Es posible que no me viera en primera instancia. O quizás estaba tratando de hacer acopio de decisión. En todo caso, yo ya estaba casi a su altura cuando de repente salió de bajo los aleros y me bloqueó el camino.
Me detuve y di un paso o dos atrás.
—Hombre, Pete —dije—. ¿Cómo va eso, amigo?
—Es usted un hijo de perra, Dillon —espetó—. Me ha dejado sin trabajo. ¡Pero ahora le voy a dar lo suyo!
—Vamos, Pete, vamos... —dije—. Usted mismo se lo ha buscado. Confiamos en usted, hacemos lo posible por tratarle bien, y usted a cambio...
—¡Mentiras! Lo que me vendió era basura. El traje es una birria... ¡Ni que fuera de papel! ¡Tendría que estar en la cárcel, vendedor de morralla, ladrón estafador! Yo tenía un buen trabajo, y porque no quiero pagar por basura... ¡Usted...! ¡Se va a enterar, Dillon!
Bajó la cabeza y convirtió sus dos manazas en sendos puños. Di un nuevo paso atrás y agarré la botella con fuerza. La llevaba oculta tras la pantorrilla. Él aún no la había visto.
—La cárcel, ¿eh? —solté—. Y que lo diga usted, que ya ha estado en varias cárceles... Porque es verdad, ¿no, Pete? Y como siga haciendo el tonto conmigo, pronto va a estar en otra más.
Fue un palo de ciego por mi parte, pero sirvió para que vacilara un segundo. Uno no podía andar muy equivocado al suponer que un cliente de los almacenes Pay-E-Zee tenía que haber pasado por el talego alguna vez.
—¿¡Y qué!? —barbotó—. Sí que he estado en la cárcel, pero ya cumplí mi condena. Y eso no tiene nada que ver con todo esto. ¡Y usted...!
—¿No sería una condena por violación? —dije—. ¡Reconózcalo de una vez, maldita sea! ¿O es que no lo hizo? ¿O es que no se benefició a esa pobre chica enferma a la que están matando de hambre?
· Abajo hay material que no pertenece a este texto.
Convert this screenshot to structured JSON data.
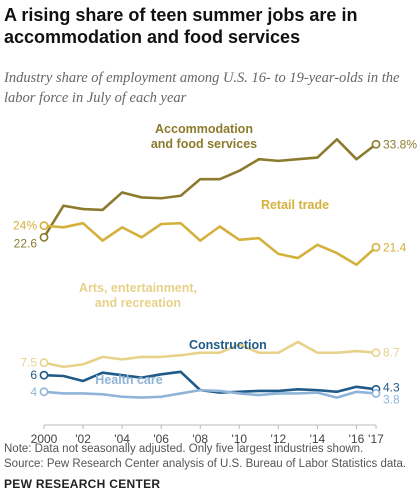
{
  "header": {
    "title": "A rising share of teen summer jobs are in accommodation and food services",
    "subtitle": "Industry share of employment among U.S. 16- to 19-year-olds in the labor force in July of each year"
  },
  "footer": {
    "note": "Note: Data not seasonally adjusted. Only five largest industries shown.",
    "source": "Source: Pew Research Center analysis of U.S. Bureau of Labor Statistics data.",
    "brand": "PEW RESEARCH CENTER"
  },
  "chart_data": {
    "type": "line",
    "x": [
      2000,
      2001,
      2002,
      2003,
      2004,
      2005,
      2006,
      2007,
      2008,
      2009,
      2010,
      2011,
      2012,
      2013,
      2014,
      2015,
      2016,
      2017
    ],
    "x_tick_values": [
      2000,
      2002,
      2004,
      2006,
      2008,
      2010,
      2012,
      2014,
      2016,
      2017
    ],
    "x_tick_labels": [
      "2000",
      "'02",
      "'04",
      "'06",
      "'08",
      "'10",
      "'12",
      "'14",
      "'16",
      "'17"
    ],
    "ylim": [
      0,
      36
    ],
    "grid": false,
    "series": [
      {
        "name": "Accommodation and food services",
        "label_lines": [
          "Accommodation",
          "and food services"
        ],
        "color": "#8c7b2e",
        "values": [
          22.6,
          26.4,
          26.0,
          25.9,
          28.0,
          27.4,
          27.3,
          27.6,
          29.6,
          29.6,
          30.6,
          32.0,
          31.8,
          32.0,
          32.2,
          34.4,
          32.0,
          33.8
        ],
        "start_label": "22.6",
        "end_label": "33.8%"
      },
      {
        "name": "Retail trade",
        "label_lines": [
          "Retail trade"
        ],
        "color": "#d4b13d",
        "values": [
          24.0,
          23.8,
          24.3,
          22.2,
          23.8,
          22.6,
          24.2,
          24.3,
          22.2,
          23.9,
          22.3,
          22.5,
          20.6,
          20.1,
          21.7,
          20.7,
          19.3,
          21.4
        ],
        "start_label": "24%",
        "end_label": "21.4"
      },
      {
        "name": "Arts, entertainment, and recreation",
        "label_lines": [
          "Arts, entertainment,",
          "and recreation"
        ],
        "color": "#e8d28a",
        "values": [
          7.5,
          7.0,
          7.3,
          8.2,
          7.9,
          8.2,
          8.2,
          8.4,
          8.7,
          8.7,
          9.7,
          8.7,
          8.7,
          10.0,
          8.7,
          8.7,
          8.9,
          8.7
        ],
        "start_label": "7.5",
        "end_label": "8.7"
      },
      {
        "name": "Construction",
        "label_lines": [
          "Construction"
        ],
        "color": "#1f5a88",
        "values": [
          6.0,
          5.9,
          5.3,
          6.3,
          6.0,
          5.7,
          6.1,
          6.4,
          4.2,
          3.9,
          4.0,
          4.1,
          4.1,
          4.3,
          4.2,
          4.0,
          4.6,
          4.3
        ],
        "start_label": "6",
        "end_label": "4.3"
      },
      {
        "name": "Health care",
        "label_lines": [
          "Health care"
        ],
        "color": "#8fb4d8",
        "values": [
          4.0,
          3.8,
          3.8,
          3.7,
          3.4,
          3.3,
          3.4,
          3.8,
          4.2,
          4.1,
          3.8,
          3.6,
          3.8,
          3.8,
          3.9,
          3.3,
          4.0,
          3.8
        ],
        "start_label": "4",
        "end_label": "3.8"
      }
    ]
  }
}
Me encaré con él, sin darle ocasión a negarlo. Tenía clarísimo que lo había hecho, y me volvía medio loco al pensarlo.
—¡Ven aquí, hijo de perra! ¡Ven aquí, gorilón asqueroso! —insistí—. ¡Ven aquí a por lo tuyo!
Y entonces vino volando a por mí.
Esquivé su arremetida, mientras hacía oscilar el botellón como si fuera un bate de béisbol. Mis pies resbalaron en el barro. Le di de lleno en el puente de la nariz, y se desplomó informe. Eso sí, me dio con el puño derecho antes de estrellarse contra el suelo. El puñetazo, arrastrado, me dio bajo el corazón. Salí rebotado contra la pared del edificio; de lo contrario, me habría ido al suelo lo mismo que él.